Simplemente porque su padre estaba visitando al mío. Dejo aclarado que su padre siempre me mereció el mayor de los respetos. Era un tipo piola, poco hablador, pero a su modo divertido. Aun así me hubiese quedado la chance de escapar y ganar la calle por la otra puerta para evitar el encuentro. Pero, ¡oh, flaqueza del espíritu!: venían en un jeep, igualito a los que se veían en las películas de guerra de los sábados a la tarde. Y el padre nos dejaba subirnos y hacer que manejábamos.
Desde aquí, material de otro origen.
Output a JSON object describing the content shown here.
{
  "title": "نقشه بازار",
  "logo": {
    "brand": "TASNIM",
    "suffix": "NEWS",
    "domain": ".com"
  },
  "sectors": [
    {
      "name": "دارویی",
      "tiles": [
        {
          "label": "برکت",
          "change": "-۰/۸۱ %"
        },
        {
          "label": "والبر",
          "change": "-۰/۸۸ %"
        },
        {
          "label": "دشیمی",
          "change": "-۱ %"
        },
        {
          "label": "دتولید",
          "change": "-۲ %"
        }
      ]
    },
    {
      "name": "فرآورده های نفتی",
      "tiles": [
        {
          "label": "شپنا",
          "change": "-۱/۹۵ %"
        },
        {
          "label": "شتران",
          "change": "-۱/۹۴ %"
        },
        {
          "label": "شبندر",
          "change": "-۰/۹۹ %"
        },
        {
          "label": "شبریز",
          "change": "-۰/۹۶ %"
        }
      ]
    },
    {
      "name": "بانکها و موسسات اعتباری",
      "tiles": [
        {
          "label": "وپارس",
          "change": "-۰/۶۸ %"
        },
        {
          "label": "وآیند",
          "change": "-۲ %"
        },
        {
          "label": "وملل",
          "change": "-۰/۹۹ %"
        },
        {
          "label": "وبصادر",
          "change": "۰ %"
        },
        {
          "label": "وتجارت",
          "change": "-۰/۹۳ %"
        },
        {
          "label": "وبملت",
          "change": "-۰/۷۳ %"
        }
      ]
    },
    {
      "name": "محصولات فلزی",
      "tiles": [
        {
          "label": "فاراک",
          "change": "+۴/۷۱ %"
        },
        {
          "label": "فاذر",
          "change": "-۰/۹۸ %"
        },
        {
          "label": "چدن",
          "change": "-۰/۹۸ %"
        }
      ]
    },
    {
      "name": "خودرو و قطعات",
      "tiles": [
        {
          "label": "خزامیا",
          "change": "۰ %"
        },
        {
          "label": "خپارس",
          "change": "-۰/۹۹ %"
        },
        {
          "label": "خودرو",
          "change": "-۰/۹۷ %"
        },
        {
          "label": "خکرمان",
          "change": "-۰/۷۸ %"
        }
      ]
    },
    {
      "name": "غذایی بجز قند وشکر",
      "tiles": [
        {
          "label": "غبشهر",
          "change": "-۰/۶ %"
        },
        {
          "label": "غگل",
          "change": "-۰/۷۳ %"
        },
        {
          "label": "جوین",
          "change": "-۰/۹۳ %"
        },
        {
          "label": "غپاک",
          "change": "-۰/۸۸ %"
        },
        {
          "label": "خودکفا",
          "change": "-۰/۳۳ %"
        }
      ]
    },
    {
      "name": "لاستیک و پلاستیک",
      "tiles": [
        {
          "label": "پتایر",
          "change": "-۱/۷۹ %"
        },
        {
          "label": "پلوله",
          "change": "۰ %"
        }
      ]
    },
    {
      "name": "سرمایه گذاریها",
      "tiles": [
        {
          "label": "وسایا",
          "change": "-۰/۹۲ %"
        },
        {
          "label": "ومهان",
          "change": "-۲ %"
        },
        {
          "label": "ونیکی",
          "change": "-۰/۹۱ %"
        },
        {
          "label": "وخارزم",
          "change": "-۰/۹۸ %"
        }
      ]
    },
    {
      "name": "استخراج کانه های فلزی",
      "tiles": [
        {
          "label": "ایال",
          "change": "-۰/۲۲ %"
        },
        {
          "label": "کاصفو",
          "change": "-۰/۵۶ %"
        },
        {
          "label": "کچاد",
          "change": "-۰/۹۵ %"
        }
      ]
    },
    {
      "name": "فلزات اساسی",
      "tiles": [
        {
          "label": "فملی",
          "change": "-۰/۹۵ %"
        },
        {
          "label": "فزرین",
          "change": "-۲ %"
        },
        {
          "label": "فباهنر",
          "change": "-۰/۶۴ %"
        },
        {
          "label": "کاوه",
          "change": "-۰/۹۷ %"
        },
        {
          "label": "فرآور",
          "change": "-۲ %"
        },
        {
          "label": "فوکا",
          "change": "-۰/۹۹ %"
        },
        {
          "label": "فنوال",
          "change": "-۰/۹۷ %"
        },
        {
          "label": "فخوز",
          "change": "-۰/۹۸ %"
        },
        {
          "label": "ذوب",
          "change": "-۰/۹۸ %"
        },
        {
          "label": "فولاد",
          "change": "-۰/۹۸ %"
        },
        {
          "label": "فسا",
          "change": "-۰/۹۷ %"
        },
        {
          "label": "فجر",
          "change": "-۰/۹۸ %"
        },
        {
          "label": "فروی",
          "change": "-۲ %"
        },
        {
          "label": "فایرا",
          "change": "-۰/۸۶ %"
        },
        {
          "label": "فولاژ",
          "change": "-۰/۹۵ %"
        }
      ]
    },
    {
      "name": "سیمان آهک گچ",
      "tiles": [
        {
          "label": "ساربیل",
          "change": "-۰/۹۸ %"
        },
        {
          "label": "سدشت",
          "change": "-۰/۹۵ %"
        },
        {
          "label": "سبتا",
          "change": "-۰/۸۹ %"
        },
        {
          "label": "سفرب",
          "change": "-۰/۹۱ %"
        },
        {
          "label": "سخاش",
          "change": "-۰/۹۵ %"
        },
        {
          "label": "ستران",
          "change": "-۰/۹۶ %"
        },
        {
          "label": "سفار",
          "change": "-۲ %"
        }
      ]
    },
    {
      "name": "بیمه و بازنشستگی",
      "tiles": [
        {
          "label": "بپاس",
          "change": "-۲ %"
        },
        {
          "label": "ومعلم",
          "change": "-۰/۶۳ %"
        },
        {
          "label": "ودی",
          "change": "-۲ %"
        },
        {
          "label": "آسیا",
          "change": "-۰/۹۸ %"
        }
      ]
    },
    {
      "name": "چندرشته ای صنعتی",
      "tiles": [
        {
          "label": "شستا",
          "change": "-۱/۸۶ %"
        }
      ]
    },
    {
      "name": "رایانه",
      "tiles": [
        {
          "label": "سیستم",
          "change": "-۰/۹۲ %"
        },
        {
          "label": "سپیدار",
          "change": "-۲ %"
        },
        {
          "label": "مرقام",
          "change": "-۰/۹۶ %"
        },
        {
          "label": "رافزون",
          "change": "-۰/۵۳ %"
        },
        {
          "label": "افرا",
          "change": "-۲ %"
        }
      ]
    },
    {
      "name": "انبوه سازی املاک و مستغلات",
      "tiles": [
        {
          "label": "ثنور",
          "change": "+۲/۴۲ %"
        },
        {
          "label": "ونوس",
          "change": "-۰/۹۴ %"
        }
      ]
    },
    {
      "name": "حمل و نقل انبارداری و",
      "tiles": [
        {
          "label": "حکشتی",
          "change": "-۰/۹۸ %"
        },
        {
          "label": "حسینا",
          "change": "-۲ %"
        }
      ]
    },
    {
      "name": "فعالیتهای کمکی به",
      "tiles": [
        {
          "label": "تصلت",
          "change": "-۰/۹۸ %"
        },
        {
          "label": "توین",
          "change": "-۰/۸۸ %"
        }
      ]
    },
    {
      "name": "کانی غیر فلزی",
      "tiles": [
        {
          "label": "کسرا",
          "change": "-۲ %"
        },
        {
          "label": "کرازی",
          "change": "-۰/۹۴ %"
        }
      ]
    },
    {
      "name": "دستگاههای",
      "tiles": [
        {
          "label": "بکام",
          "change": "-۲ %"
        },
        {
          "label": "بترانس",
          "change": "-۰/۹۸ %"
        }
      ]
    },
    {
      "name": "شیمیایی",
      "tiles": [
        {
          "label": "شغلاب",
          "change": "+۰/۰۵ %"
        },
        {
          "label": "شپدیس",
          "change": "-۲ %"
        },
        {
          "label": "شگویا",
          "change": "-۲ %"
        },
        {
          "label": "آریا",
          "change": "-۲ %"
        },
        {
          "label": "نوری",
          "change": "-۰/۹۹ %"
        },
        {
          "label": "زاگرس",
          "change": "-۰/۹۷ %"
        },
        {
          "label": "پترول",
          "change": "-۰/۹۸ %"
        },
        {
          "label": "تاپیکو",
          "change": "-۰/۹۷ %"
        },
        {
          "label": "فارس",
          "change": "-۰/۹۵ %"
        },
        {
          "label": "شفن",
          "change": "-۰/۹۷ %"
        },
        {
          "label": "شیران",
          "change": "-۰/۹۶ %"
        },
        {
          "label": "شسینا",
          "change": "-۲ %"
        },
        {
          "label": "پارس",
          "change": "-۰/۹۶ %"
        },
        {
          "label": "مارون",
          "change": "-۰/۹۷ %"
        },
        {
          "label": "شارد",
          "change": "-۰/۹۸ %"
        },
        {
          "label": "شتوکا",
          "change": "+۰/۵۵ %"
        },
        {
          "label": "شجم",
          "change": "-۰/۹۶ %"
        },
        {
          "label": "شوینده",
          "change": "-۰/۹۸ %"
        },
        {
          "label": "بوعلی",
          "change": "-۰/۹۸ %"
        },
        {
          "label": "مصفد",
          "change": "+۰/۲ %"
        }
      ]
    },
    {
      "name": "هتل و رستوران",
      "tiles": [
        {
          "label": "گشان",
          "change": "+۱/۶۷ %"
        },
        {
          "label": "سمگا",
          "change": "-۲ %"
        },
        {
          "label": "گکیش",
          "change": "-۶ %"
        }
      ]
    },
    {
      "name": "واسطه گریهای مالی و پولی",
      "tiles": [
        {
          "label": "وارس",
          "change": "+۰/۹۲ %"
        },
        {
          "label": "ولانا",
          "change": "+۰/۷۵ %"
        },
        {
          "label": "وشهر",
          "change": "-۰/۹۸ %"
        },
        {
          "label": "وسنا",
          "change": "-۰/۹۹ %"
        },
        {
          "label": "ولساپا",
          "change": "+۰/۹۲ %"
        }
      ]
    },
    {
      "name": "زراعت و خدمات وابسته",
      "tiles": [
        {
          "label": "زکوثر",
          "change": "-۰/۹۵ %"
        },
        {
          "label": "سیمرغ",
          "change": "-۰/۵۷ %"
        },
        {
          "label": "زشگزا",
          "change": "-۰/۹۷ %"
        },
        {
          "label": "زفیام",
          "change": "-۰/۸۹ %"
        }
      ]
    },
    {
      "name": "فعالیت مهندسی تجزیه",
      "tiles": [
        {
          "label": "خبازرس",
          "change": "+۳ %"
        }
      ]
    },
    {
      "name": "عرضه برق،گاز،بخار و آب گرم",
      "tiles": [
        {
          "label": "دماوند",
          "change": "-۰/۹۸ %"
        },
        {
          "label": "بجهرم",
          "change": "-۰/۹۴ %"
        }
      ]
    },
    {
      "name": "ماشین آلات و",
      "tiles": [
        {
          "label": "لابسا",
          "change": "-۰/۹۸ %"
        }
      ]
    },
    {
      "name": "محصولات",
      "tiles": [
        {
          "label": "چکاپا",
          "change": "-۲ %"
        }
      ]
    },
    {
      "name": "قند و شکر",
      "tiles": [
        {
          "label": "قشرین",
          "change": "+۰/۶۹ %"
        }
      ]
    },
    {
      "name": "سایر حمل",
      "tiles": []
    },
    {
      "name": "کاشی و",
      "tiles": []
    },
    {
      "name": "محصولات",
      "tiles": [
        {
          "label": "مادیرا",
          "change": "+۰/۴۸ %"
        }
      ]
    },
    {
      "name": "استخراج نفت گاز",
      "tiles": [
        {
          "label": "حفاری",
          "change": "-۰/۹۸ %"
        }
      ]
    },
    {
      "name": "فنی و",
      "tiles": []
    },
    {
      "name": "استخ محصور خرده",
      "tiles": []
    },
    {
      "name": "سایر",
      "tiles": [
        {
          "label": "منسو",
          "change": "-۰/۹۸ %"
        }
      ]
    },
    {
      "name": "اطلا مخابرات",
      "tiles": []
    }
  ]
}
Y a mí —debo reconocerlo— jugar a manejar me enloquecía. Sobre todo (imagino) porque nosotros no teníamos auto. Y eso era algo que me intranquilizaba en cierta medida. En casa siempre me habían enseñado que era pecado ser codicioso, y que era de chicos malos envidiar el bienestar ajeno. De modo que yo no sólo estaba en estado de pecado, sino que por añadidura me veía obligado a mantenerlo en secreto. ¿Por qué —me preguntaba ofuscado— todos los vecinos tienen auto? ¿Por qué nosotros no? En mi hogar nunca pasamos penurias demasiado serias, gracias a Dios. Éramos parte de esa clase media que intentaba capear el temporal de la Revolución Argentina, y se encaminaba sin saberlo al martirio del Rodrigazo y a todo lo que vendría después, aunque lo ignorásemos cándidamente. Pero en Castelar, en aquellos años, muchos tenían auto. Hasta empezaban a florecer algunos potentados que tenían dos. Y a mí me parecía una absoluta injusticia que nosotros careciéramos de tan preciado bien; útil ante todo para meterse adentro a jugar en días de lluvia, o para viajar en él, llegado el caso, y creo que en ese orden de prioridades.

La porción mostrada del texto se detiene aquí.